2. (Low-priority exercise.) If time permits, poke around at the const values defined in the snowflake code and see if you can make sense of their impact on the program.

3. Solidify your understanding of recursion by recreating today's rollD6() and permute() functions from scratch.

4. One of the annoyances of today's dice rolling function is that there is an invisible space at the end of each line of output that it produces. Without removing the spaces between integers in the program's output (which enhance the output's clarity), how could you prune away all of the invisible end-of-line spaces that are hiding in our output?

5. One of the big advantages of last Friday's permute() function compared to the version we wrote today is that the logic in Frinday's version is easier to trace through. However, what big downside does Friday's version have compared to the one from today?

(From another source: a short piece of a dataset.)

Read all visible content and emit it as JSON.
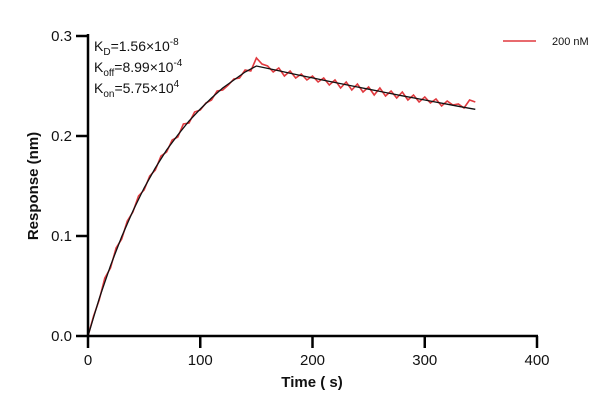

Highlight for solution to #5: Friday's approach is much slower than today's approach because we're creating so many new strings -- two new strings for each recursive call! Concatenating two strings in C++ is generally an O(k) operation (where k is the length of the new string). The cost of concatenation typically is not a huge cause for concern, but we have an EXPLOSiVE number of calls in this function -- O(n!) of them! When we have that many calls bogging every single one of them down with unnecessary O(k) (or worse) operations can have a noticeable impact on our runtime. Today's solution does not incur that cost because the string is passed by reference to each recursive call.

6. What happens if we remove the second call to the swap() function in today's recursive permute() function? Be sure to trace through what happens in the code with and without that (un)swap operation to see why it is necessary.

7. What is the Big-O runtime for the permute() function from today's lecture?

Highlight for solution to Problem #7: This one is O(n!). Note that we end up generating n! distinct permutations. In isolation, each call we make along the way only performs O(1) operations since we're passing our string by reference and not making any new copies of that string.

8. As always, the textbook and this week's section handout are chock full of great exercises to reinforce this material.